Formalized Security Proof for Dilithium in the ROM

      Fixing and Mechanizing the Security Proof of
         Fiat-Shamir with Aborts and Dilithium

Contents

The proofs (see proofs/) are split over two directories. The utils directory contains utility files that are not specific to the security proof of Dilithium. This includes various extensions to the EasyCrypt libraries (e.g., the yet-to-be-merged new matrix theory) and the games defining assumptions like MLWE and SelfTargetMSIS.

The security directory contains the specification of Dilithium together with the mechanized security proof. The key files are:

• Dilithium.ec: This is the top-level file, containing the specification of Dilithium, the security theorem for Dilithium (i.e., Theorem 4 from the paper), and a commented desciption of all the constants appearing in the security bound.

• SimplifiedScheme.ec : This file contains the simpified scheme (i.e., the one where the public key is (A,t)) and the proof of CMA security. This includes the proof of NMA security, the verification of the HVZK simulator, and the instantiation of the CMA-to-NMA reduction.

• FSa_CMAtoKOA.eca: This contains the proof of the CMA to NMA reduction (i.e., Theorem 3 from the paper). The file iself contains all the arguments corresponding to the proof of Lemma 1.

• ReprogHybrid.eca: This file contains the core arguments for the CMA to NMA reduction: bounding the loss of the combined hop from Prog to Trans (i.e., essentially the proof of Theorem 3).

• DRing.eca: The abstract theory specifying the minimal structure (on Rq, highBits, etc.) required to carry out the security proof.

• ConcreteDRing.eca an instance of DRing, showing that the ring Rq from the specification of Dilithium has all the properties needed in the security proof.

Testing

Checking all the proofs with EasyCrypt (EC) requires a development version. This is mainly due to our use of the expected-cost logic which is not yet part of the main development branch. Moreover, EC requires certain versions of the SMT solvers Alt-Ergo, Z3, and CVC4 to be available. To facilitate independent checking, we provide scripts to set up a docker container with the entire toolchain.

Docker

The configuration of docker is highly OS specific.
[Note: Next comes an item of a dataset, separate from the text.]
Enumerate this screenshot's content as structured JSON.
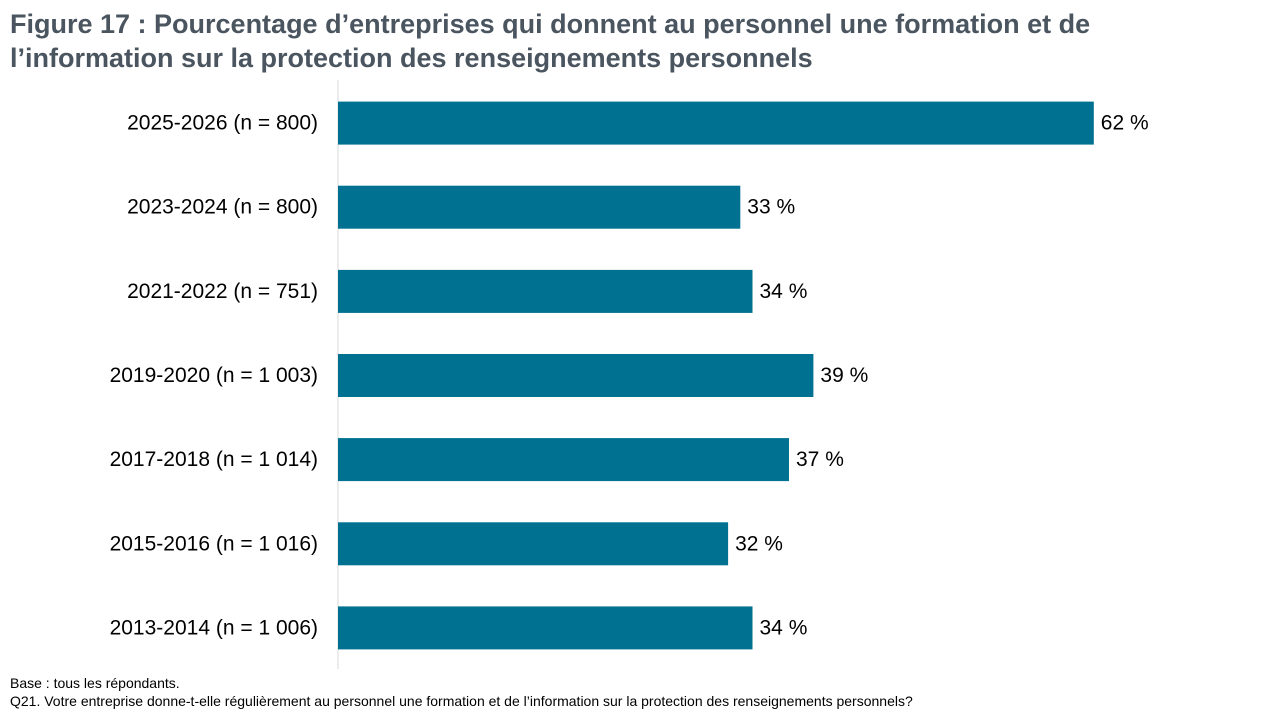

On Linux, this usually amounts to:

• installing docker and enabling the docker daemon
• adding the local user to the docker group
• rebooting (to let the group changes take effect)

Test Script

If docker is configured correctly,

$ make -C proofs tests

should set up a fresh Debian-based container, install the complete EasyCrypt toolchain based on the deploy-expected-cost branch and run easycrypt on all files in the development. Note that, depending on your internet connection and hardware, the initial setup of the container can take a while.
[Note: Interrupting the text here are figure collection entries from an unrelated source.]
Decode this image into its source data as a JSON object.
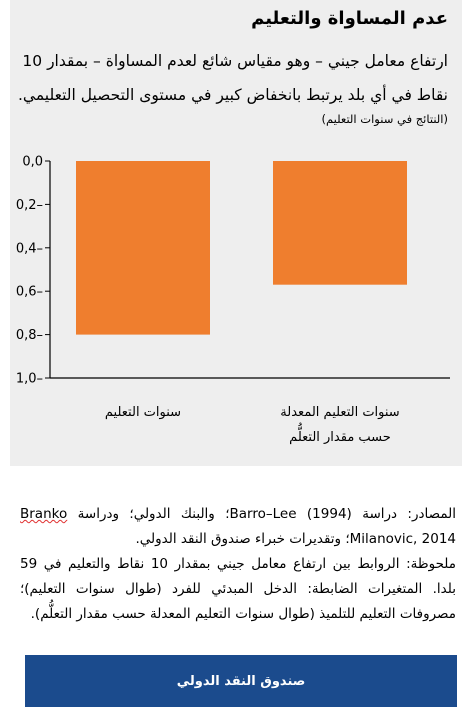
{
  "title": "عدم المساواة والتعليم",
  "subtitle": "ارتفاع معامل جيني – وهو مقياس شائع لعدم المساواة – بمقدار 10 نقاط في أي بلد يرتبط بانخفاض كبير في مستوى التحصيل التعليمي.",
  "unit_note": "(النتائج في سنوات التعليم)",
  "chart_data": {
    "type": "bar",
    "categories": [
      "سنوات التعليم",
      "سنوات التعليم المعدلة حسب مقدار التعلُّم"
    ],
    "category_lines": [
      [
        "سنوات التعليم"
      ],
      [
        "سنوات التعليم المعدلة",
        "حسب مقدار التعلُّم"
      ]
    ],
    "values": [
      -0.8,
      -0.57
    ],
    "ylim": [
      -1.0,
      0.0
    ],
    "yticks": [
      0.0,
      -0.2,
      -0.4,
      -0.6,
      -0.8,
      -1.0
    ],
    "ytick_labels": [
      "0,0",
      "0,2–",
      "0,4–",
      "0,6–",
      "0,8–",
      "1,0–"
    ],
    "y_inverted": true,
    "bar_color": "#ef7e2e",
    "title": "عدم المساواة والتعليم",
    "xlabel": "",
    "ylabel": ""
  },
  "sources": {
    "line1_pre": "المصادر: دراسة Barro–Lee (1994)؛ والبنك الدولي؛ ودراسة",
    "line1_name": "Branko",
    "line2": "Milanovic, 2014؛ وتقديرات خبراء صندوق النقد الدولي.",
    "note": "ملحوظة: الروابط بين ارتفاع معامل جيني بمقدار 10 نقاط والتعليم في 59 بلدا. المتغيرات الضابطة: الدخل المبدئي للفرد (طوال سنوات التعليم)؛ مصروفات التعليم للتلميذ (طوال سنوات التعليم المعدلة حسب مقدار التعلُّم)."
  },
  "footer": {
    "label": "صندوق النقد الدولي"
  },
  "colors": {
    "panel": "#eeeeee",
    "bar": "#ef7e2e",
    "brand_blue": "#1b4b8d"
  }
}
If desired, make -C proofs shell provides a shell in the same context as the tests. Note: Manually checking the files in the security folder requires adding -R utils to the arguments of easycrypt.

Local installation

Alternatively, EasyCrypt can be installed locally by following the instructions at https://github.com/EasyCrypt/easycrypt Here we add some details specific to our development version.

Opam Installation

The only difference is that, when pinning easycrypt, the correct branch needs to be chosen:

$ opam pin -yn add easycrypt https://github.com/EasyCrypt/easycrypt.git#dilithium

Nix Installation

As the installation above instructions suggests, one can also install EasyCrypt through nix. Our proofs require all three SMT solvers (alt-ergo, Z3, and CVC4) available to EasyCrypt. The installation process amounts to the following:

0. Install nix

1. Install CVC4 manually, as the corresponding nix package is currently broken.

2. Clone the EasyCrypt repository and switch to the dilithium branch

3. In the EasyCrypt folder, run

   $ NIXPKGS_ALLOW_UNFREE=1 nix-shell --arg withProvers true
   

   to start nix. The alt-ergo and Z3 provers should now be available as well.
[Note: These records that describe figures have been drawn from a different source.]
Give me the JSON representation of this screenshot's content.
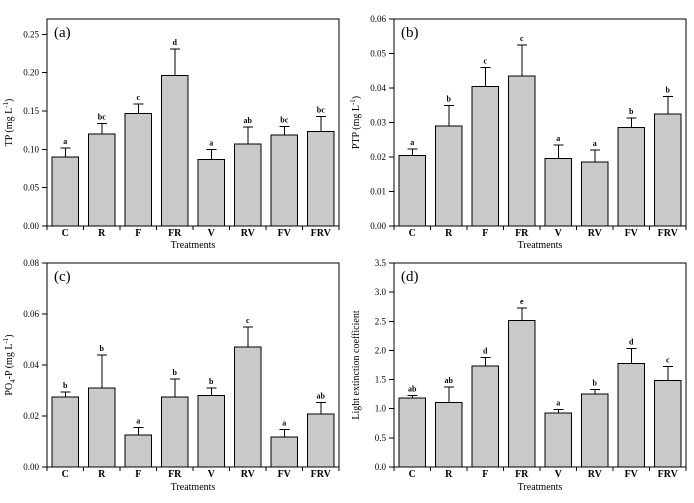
{
  "figure": {
    "background": "#ffffff",
    "bar_fill": "#c9c9c9",
    "bar_stroke": "#000000",
    "axis_color": "#000000",
    "shared_xlabel": "Treatments"
  },
  "chart_data": [
    {
      "type": "bar",
      "panel_label": "(a)",
      "ylabel": "TP (mg L-1)",
      "ylabel_parts": [
        {
          "t": "TP (mg L"
        },
        {
          "t": "-1",
          "sup": true
        },
        {
          "t": ")"
        }
      ],
      "xlabel": "Treatments",
      "categories": [
        "C",
        "R",
        "F",
        "FR",
        "V",
        "RV",
        "FV",
        "FRV"
      ],
      "values": [
        0.09,
        0.12,
        0.147,
        0.196,
        0.087,
        0.107,
        0.119,
        0.123
      ],
      "errors": [
        0.012,
        0.014,
        0.012,
        0.035,
        0.013,
        0.022,
        0.011,
        0.02
      ],
      "sig_letters": [
        "a",
        "bc",
        "c",
        "d",
        "a",
        "ab",
        "bc",
        "bc"
      ],
      "ylim": [
        0,
        0.27
      ],
      "ytick_step": 0.05,
      "ytick_decimals": 2,
      "grid": false,
      "legend": false
    },
    {
      "type": "bar",
      "panel_label": "(b)",
      "ylabel": "PTP (mg L-1)",
      "ylabel_parts": [
        {
          "t": "PTP (mg L"
        },
        {
          "t": "-1",
          "sup": true
        },
        {
          "t": ")"
        }
      ],
      "xlabel": "Treatments",
      "categories": [
        "C",
        "R",
        "F",
        "FR",
        "V",
        "RV",
        "FV",
        "FRV"
      ],
      "values": [
        0.0205,
        0.029,
        0.0405,
        0.0435,
        0.0195,
        0.0185,
        0.0285,
        0.0325
      ],
      "errors": [
        0.0018,
        0.006,
        0.0055,
        0.009,
        0.004,
        0.0035,
        0.0028,
        0.005
      ],
      "sig_letters": [
        "a",
        "b",
        "c",
        "c",
        "a",
        "a",
        "b",
        "b"
      ],
      "ylim": [
        0,
        0.06
      ],
      "ytick_step": 0.01,
      "ytick_decimals": 2,
      "grid": false,
      "legend": false
    },
    {
      "type": "bar",
      "panel_label": "(c)",
      "ylabel": "PO4-P (mg L-1)",
      "ylabel_parts": [
        {
          "t": "PO"
        },
        {
          "t": "4",
          "sub": true
        },
        {
          "t": "-P (mg L"
        },
        {
          "t": "-1",
          "sup": true
        },
        {
          "t": ")"
        }
      ],
      "xlabel": "Treatments",
      "categories": [
        "C",
        "R",
        "F",
        "FR",
        "V",
        "RV",
        "FV",
        "FRV"
      ],
      "values": [
        0.0275,
        0.031,
        0.0125,
        0.0275,
        0.028,
        0.047,
        0.0118,
        0.0207
      ],
      "errors": [
        0.002,
        0.013,
        0.003,
        0.007,
        0.003,
        0.008,
        0.003,
        0.0045
      ],
      "sig_letters": [
        "b",
        "b",
        "a",
        "b",
        "b",
        "c",
        "a",
        "ab"
      ],
      "ylim": [
        0,
        0.08
      ],
      "ytick_step": 0.02,
      "ytick_decimals": 2,
      "grid": false,
      "legend": false
    },
    {
      "type": "bar",
      "panel_label": "(d)",
      "ylabel": "Light extinction coefficient",
      "ylabel_parts": [
        {
          "t": "Light extinction coefficient"
        }
      ],
      "xlabel": "Treatments",
      "categories": [
        "C",
        "R",
        "F",
        "FR",
        "V",
        "RV",
        "FV",
        "FRV"
      ],
      "values": [
        1.18,
        1.11,
        1.73,
        2.51,
        0.93,
        1.25,
        1.78,
        1.48
      ],
      "errors": [
        0.05,
        0.26,
        0.15,
        0.22,
        0.06,
        0.08,
        0.25,
        0.24
      ],
      "sig_letters": [
        "ab",
        "ab",
        "d",
        "e",
        "a",
        "b",
        "d",
        "c"
      ],
      "ylim": [
        0,
        3.5
      ],
      "ytick_step": 0.5,
      "ytick_decimals": 1,
      "grid": false,
      "legend": false
    }
  ]
}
4. make to create the ec.native which is the "main" executable for EasyCrypt.

5. ./ec.native why3config for EasyCrypt to find the three SMT solvers.

6. exit out of nix shell and we can now use EasyCrypt

7. Our EasyCrypt proofs can be checked using

   $ ECRJOBS=1 path/to/ec.native runtest tests.config utils security
   

   from this folder. Alternatively, you can also symlink ./ec.native to easycrypt and use it with proof general.